Thousands of wildfire warnings undelivered in Colo

COLORADO SPRINGS, Colo. — More than 20,000 evacuation calls were never delivered to residents in the path of a wildfire that destroyed about 350 homes around Colorado Springs last month, records show.

It was the second time in five months that Colorado residents said they didn’t get calls to pack up and run as flames raced toward their homes.

Officials in El Paso and Teller counties were trying to determine why two-thirds of the 32,000 impacted residents did not receive calls during the Waldo Canyon fire that began on June 23.

Nearly 10,000 attempts to reach residents in Colorado Springs were abandoned after the calls were not completed, and more than 11,000 calls were not answered, according to records obtained by KMGH-TV (http://bit.ly/NgfyJT) .

Cassidian Communications, the reverse notification provider, said some calls were not completed because of heavy volume.
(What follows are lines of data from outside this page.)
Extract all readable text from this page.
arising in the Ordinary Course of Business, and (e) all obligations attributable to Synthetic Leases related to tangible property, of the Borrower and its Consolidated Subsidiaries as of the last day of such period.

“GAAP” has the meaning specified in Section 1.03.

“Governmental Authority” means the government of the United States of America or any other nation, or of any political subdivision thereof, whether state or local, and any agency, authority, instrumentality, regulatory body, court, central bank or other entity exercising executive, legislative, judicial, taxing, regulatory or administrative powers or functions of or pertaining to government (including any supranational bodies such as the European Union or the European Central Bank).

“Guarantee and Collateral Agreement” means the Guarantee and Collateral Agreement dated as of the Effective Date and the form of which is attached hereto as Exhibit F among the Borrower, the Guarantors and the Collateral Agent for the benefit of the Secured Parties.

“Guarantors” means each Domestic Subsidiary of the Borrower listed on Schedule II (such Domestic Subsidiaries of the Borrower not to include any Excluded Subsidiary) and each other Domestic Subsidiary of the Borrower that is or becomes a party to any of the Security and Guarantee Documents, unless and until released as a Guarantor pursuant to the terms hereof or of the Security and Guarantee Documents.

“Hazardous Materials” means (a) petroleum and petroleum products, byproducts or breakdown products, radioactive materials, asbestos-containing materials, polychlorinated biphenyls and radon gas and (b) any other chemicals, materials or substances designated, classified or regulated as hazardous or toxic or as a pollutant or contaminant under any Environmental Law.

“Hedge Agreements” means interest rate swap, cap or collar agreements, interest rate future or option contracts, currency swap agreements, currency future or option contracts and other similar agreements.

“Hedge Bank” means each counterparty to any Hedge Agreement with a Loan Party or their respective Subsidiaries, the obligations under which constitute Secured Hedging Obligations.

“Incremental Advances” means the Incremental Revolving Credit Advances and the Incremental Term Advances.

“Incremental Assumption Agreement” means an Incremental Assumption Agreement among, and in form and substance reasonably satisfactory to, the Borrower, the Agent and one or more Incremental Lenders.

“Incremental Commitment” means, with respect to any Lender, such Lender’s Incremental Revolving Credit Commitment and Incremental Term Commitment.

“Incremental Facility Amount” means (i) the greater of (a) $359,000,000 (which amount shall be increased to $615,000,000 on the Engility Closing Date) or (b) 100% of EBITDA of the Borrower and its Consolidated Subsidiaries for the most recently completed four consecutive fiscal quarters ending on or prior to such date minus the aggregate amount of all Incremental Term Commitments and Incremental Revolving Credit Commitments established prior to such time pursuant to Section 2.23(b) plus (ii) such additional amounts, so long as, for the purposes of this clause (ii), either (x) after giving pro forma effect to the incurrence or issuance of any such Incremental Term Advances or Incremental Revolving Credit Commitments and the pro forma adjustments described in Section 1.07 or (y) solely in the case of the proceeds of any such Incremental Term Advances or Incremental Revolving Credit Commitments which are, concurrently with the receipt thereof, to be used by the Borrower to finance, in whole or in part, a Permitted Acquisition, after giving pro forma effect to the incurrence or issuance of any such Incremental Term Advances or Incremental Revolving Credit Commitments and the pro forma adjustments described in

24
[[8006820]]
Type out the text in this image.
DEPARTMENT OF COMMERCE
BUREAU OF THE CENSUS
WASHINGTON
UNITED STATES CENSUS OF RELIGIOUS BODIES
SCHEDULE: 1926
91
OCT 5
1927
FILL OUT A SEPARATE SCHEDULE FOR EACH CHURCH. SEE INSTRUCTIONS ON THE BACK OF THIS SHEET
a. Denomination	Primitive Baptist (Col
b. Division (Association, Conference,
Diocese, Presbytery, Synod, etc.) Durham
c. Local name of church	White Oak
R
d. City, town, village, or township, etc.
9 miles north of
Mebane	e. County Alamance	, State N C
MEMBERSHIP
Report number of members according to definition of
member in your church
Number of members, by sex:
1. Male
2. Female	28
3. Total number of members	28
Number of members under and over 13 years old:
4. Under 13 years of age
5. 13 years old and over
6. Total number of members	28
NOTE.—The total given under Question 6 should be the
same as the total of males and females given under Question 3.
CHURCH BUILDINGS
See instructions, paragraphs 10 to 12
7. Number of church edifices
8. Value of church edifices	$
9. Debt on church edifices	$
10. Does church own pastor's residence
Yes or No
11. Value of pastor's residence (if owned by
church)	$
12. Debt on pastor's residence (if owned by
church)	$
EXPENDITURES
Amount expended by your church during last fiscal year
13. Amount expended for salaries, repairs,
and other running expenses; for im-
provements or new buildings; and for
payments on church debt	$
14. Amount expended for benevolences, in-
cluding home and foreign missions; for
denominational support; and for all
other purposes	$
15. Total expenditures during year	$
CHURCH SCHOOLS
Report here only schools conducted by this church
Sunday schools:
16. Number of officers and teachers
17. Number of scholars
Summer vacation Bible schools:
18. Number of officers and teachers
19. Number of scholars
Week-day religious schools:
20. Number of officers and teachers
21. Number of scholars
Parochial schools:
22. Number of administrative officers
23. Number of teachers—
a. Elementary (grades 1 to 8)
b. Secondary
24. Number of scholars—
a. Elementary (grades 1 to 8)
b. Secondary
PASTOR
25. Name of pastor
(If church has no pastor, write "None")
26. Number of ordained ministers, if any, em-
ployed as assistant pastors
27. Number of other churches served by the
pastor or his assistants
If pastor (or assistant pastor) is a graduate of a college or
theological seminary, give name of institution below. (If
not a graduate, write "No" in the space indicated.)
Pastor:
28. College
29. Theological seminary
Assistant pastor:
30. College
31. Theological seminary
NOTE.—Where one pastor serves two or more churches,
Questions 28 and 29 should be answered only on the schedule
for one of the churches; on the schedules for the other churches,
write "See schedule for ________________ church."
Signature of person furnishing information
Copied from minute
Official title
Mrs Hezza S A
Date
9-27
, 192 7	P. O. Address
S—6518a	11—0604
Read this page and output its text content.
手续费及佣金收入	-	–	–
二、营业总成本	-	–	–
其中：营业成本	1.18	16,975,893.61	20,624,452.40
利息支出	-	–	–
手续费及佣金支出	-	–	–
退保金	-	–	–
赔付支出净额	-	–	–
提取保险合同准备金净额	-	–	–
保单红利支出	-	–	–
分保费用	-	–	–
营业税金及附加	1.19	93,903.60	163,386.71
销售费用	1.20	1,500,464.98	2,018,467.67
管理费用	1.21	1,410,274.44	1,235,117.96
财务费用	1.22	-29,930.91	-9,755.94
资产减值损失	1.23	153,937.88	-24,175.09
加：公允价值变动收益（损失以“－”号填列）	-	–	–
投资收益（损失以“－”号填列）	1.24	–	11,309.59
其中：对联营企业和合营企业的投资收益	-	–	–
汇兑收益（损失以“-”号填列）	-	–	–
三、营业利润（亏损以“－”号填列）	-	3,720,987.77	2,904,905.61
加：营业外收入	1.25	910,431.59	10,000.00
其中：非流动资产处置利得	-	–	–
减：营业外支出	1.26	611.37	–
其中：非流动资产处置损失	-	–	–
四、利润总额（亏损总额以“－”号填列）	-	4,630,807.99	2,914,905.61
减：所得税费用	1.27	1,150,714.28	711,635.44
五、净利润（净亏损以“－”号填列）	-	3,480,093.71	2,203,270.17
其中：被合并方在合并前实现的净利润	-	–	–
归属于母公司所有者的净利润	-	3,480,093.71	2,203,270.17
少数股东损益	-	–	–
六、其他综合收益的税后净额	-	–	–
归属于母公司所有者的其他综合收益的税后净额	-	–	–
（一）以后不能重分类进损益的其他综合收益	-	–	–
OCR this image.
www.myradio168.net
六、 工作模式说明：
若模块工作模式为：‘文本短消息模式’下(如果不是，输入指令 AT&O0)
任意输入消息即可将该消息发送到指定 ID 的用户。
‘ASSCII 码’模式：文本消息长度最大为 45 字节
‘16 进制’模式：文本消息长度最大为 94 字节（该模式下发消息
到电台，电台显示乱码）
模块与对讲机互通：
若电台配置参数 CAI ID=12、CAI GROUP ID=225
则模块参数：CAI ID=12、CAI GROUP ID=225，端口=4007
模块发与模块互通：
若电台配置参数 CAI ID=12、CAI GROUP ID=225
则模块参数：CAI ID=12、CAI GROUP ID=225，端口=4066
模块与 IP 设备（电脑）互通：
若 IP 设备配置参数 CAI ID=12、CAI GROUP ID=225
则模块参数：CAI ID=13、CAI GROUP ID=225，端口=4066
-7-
Phone company officials said their phones were working fine at the time.

Ben Bills, spokesman for El Paso/Teller County E911, said his agency wants to know why some calls went through and others did not, and he plans meetings to discuss the problem.

Bill Simmons, who lives in Colorado Springs, said Tuesday he never got a warning call because he hasn’t registered with the city for such notifications.

Simmons said he left his home because police went through neighborhoods warning people to leave as flames neared the city. His home survived, but his neighbors lost their homes.

“Fortunately I was at home when they came by with bullhorns,” he said.

Simmons said agencies that handle emergency phone notifications should send out mail notices telling people how to register.

William and Barbara Everett died in the Waldo Canyon fire, which burned about 28 square miles.

The couple did not receive a reverse notification call to evacuate because they had no landline service or cell phone service registered with the notification system, El Paso/Teller County E911 and Colorado Springs police said.

In March, authorities in Jefferson County launched an investigation after some residents who signed up never got a warning about a fire.

About 12 percent of the people authorities intended to notify didn’t get a warning, sheriff’s spokesman Mark Techmeyer said. Some likely hung up after hearing a pause that precedes the automated message, or their phone lines may have been busy, he said.

The company that handles that system, Baton Rouge, La.-based FirstCall Network Inc., said the process worked exactly as it should have. FirstCall provides the alert service to as many as 200 agencies nationwide.